His joke reminds me that just because there may be no clear answer doesn’t mean a question should ever go unasked. Passover is a time for asking questions. Some, like, “why do we dip our herbs in saltwater on this night?” have straightforward answers, but many, like, “when will we be free?” do not. We ask the same questions year after year at our Passover Seders because it is not always the answers that matter. It is the radical act of questioning the world around us in order to understand why things are the way that they are and how they came to be that is important.
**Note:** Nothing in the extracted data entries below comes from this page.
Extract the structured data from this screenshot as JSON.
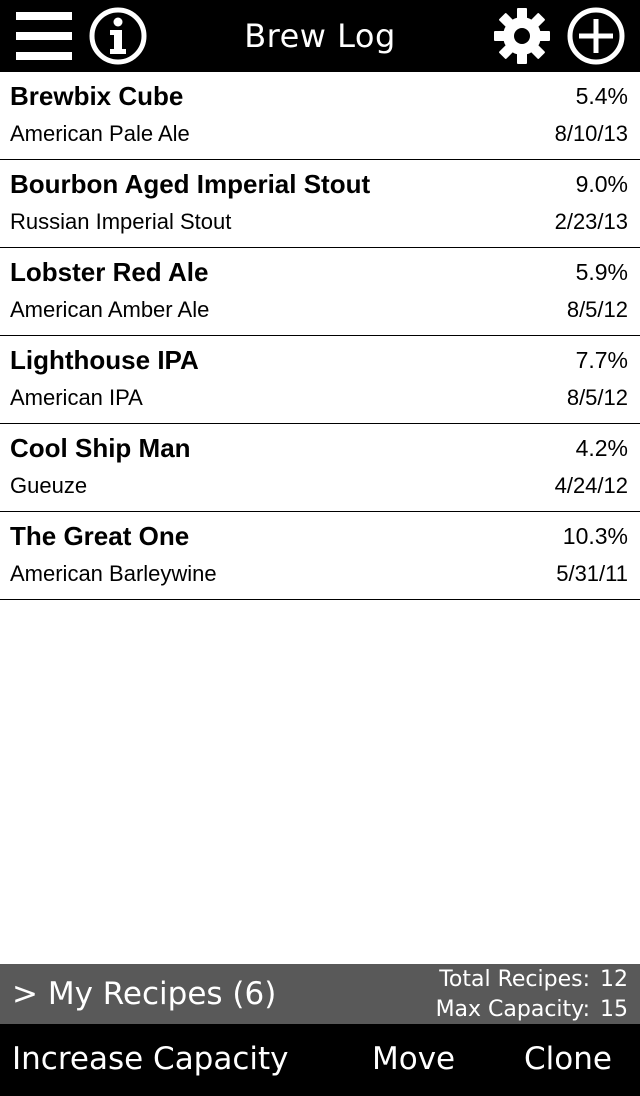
{
  "header": {
    "title": "Brew Log",
    "icons": {
      "menu": "menu-icon",
      "info": "info-icon",
      "settings": "gear-icon",
      "add": "add-icon"
    }
  },
  "recipes": [
    {
      "name": "Brewbix Cube",
      "abv": "5.4%",
      "style": "American Pale Ale",
      "date": "8/10/13"
    },
    {
      "name": "Bourbon Aged Imperial Stout",
      "abv": "9.0%",
      "style": "Russian Imperial Stout",
      "date": "2/23/13"
    },
    {
      "name": "Lobster Red Ale",
      "abv": "5.9%",
      "style": "American Amber Ale",
      "date": "8/5/12"
    },
    {
      "name": "Lighthouse IPA",
      "abv": "7.7%",
      "style": "American IPA",
      "date": "8/5/12"
    },
    {
      "name": "Cool Ship Man",
      "abv": "4.2%",
      "style": "Gueuze",
      "date": "4/24/12"
    },
    {
      "name": "The Great One",
      "abv": "10.3%",
      "style": "American Barleywine",
      "date": "5/31/11"
    }
  ],
  "folder_bar": {
    "folder_label": "> My Recipes (6)",
    "total_label": "Total Recipes:",
    "total_value": "12",
    "capacity_label": "Max Capacity:",
    "capacity_value": "15"
  },
  "toolbar": {
    "increase_label": "Increase Capacity",
    "move_label": "Move",
    "clone_label": "Clone"
  },
  "colors": {
    "bar_background": "#000000",
    "folder_bar_background": "#595959",
    "list_background": "#ffffff"
  }
}
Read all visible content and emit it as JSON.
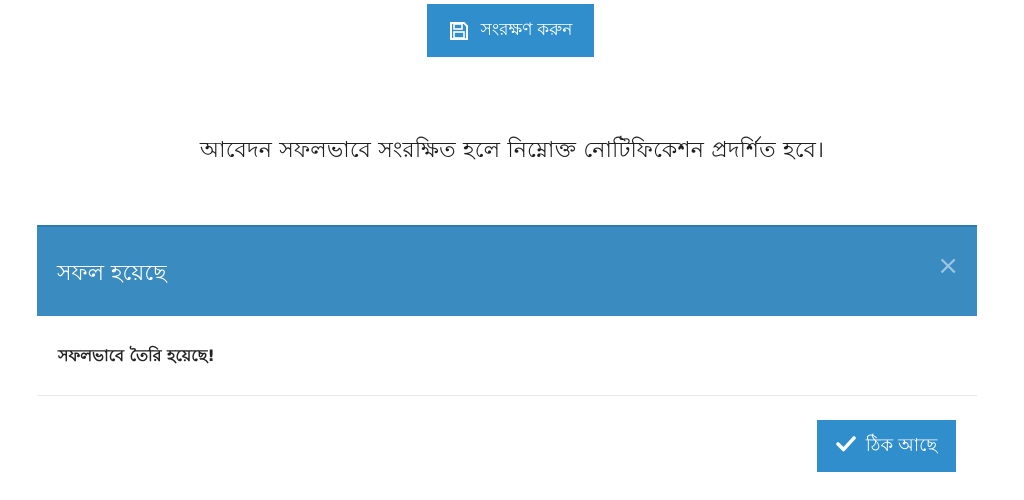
{
  "toolbar": {
    "save_label": "সংরক্ষণ করুন",
    "save_icon": "floppy-disk-icon"
  },
  "instruction_text": "আবেদন সফলভাবে সংরক্ষিত হলে নিম্নোক্ত নোটিফিকেশন প্রদর্শিত হবে।",
  "modal": {
    "title": "সফল হয়েছে",
    "close_glyph": "×",
    "message": "সফলভাবে তৈরি হয়েছে!",
    "ok_label": "ঠিক আছে",
    "ok_icon": "checkmark-icon"
  },
  "colors": {
    "button_blue": "#2f8ecb",
    "header_blue": "#3a8bbf",
    "text_dark": "#1e1e1e"
  }
}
My Jewish community has taught and reinforced this lesson for my entire life. When I was 12, I had my first meeting with my rabbi before my Bat Mitzvah, and he asked me to arm wrestle with him. I tentatively stuck out my skinny little arm, placed my elbow on the table, and prepared myself for what was sure to be an embarrassingly quick defeat. He reached across to grasp my hand, but instead of forcing it down to the table, he shook it. “I’m not going to make you arm wrestle with me, but I am going to make you wrestle with the Torah,” he told me. I have never forgotten that interaction, or what I learned from it. In my first experience using the sacred text of my religion to learn, I was told to question it. Not to take it literally or to use it as a bunch of guidelines, but to question it.
I wake up today with too many questions to count. It’s 2017 and there still isn’t equalpay for equal
work, women’s rights to bodily autonomy are still being questioned and people don’t believe climate change is real. In the present day people are still being persecuted based on their skin color or religion and there’s fake news all over the internet and there’s a man I believe to be completely unfit to be our President running the country and it makes me want to shout, “Why?” into the void and maybe give up after that. So many of my questions seem too big and too broad and overall unanswerable and I find myself faltering, not knowing what or who to ask.
But as Passover approaches, I am reminded of the importance of continuing to ask questions. People have not always had the freedom to ask questions, and the story of Passover reminds me of this. Being able to question the status quo is a privilege afforded to me because of all of the people who were brave enough to ask questions before me. So, this Passover, as I read through the scripted questions and answers in the Haggadah, I will refrain from stopping at simply, “why?” and I will challenge my friends, my colleagues and myself to continue to look at the world around me critically and pursue the radical act of asking questions.